No one scolded or yelled at me.  No one tsked as they looked in my mouth.  In fact, they were all very nice and helpful!
It's hard to get used to.  After so many years of being criticized an manipulated, I've come to expect it. (In fact, the last dentist I went to yelled at me and scolded me for being in pain after chipping a tooth and EXPOSING A NERVE!!!!!)
Because I've been thinking A LOT about the way I was spoken to and treated for much of my life.  And reveling in the feeling of self-righteousness that went along with it; It WASN'T just me!  I WASN'T being paranoid!  People really were overly critical, and judgmental (emphasis on the MENTAL, in some cases). I remember one day in which I was criticized for the way I walked, the way I danced (which, granted, was pretty spazzy), the fact that I chewed my lip and/or twirled my hair, and for misreading a rehearsal schedule and coming in 10 minutes late.  The ONLY time, in 5 years, I'd EVER been late, for ANYTHING!!!!!!
It made me feel like crap, but it was par for the course. By that point, it was what I expected.  I had ZERO self-esteem, and believed the people who told me I was worthless.
It's funny; the only compliments I got at that time were for my appearance.  Because I was VERY thin.  Of course, I was thin due to the double whammy of anorexia/anxiety.

Recently I ended a nearly life-long friendship because I realize that I CANNOT be this person's idea of a friend.  As I looked back on our relationship, I started to see just how much damage we'd done to each other over the years.  This person is highly judgmental, and often misinterprets words and deeds.  It then takes hours, literally, to soothe their hurt feelings.  Y'know what?  This person and I are adults now.  We are 41 years old.  I have 2 kids, and this person is NOT one of them.  This person is also missing a sensitivity chip when it comes to the feelings of others.
Sorry, I don't have the time or the inclination to deal with it. I have enough insecurities of my own.  Don't try to give me yours.
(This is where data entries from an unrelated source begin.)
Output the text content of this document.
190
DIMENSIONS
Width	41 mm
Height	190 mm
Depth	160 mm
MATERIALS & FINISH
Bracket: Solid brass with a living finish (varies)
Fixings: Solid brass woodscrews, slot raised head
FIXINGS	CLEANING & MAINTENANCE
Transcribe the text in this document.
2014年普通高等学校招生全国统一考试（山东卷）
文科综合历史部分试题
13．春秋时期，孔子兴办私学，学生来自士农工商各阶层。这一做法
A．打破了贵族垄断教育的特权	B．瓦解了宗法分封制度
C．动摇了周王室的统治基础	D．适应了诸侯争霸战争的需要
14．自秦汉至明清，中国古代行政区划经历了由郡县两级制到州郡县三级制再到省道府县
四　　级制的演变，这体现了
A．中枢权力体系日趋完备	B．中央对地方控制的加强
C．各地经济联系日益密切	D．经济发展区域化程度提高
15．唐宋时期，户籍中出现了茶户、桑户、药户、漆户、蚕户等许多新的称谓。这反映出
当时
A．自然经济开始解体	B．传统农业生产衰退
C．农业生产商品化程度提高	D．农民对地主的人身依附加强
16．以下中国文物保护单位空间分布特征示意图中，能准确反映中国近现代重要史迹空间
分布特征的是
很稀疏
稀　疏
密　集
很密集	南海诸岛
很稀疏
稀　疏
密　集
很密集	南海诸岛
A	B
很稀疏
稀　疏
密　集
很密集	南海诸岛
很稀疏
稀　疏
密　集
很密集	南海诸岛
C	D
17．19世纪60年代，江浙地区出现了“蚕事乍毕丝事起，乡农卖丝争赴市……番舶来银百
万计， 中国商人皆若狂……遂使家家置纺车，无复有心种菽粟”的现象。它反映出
And it hit me yesterday, when I had a good Mad going, that I no longer have tolerance for BS. I won't go into the details of the Mad, but it lasted a good 9 hours, lol!  At one point I was feeling guilty because I thought maybe I was being a wee bit selfish.  Then I realized, NO! I am NOT selfish!  What does my life consist of?  Working and taking care of my kids!  That's IT!!!!! I don't go out with friends, I don't go on vacations very often, and when I do, guess who's watching the kids while everyone else goes off and does their own thing?!?!?!  I was feeling manipulated again, and I blasted that guilt away and replaced it with MAD!
And it was GOOD!!!!!!! I stood my ground, and I ROCKED!!!!!
Because I am NOT a lesser human being!  I DON'T have to agree!  I HAVE an opinion, and it is as LEGITIMATE as ANYONE ELSE'S!!!!! And I'm NOT gonna smile and nod on the outside while I seethe on the inside anymore!  I'm not gonna sit back and let anyone insult me anymore!!!!!

I. Am. NO ONE's. PUNCHING BAG. ANYMORE!!!!!!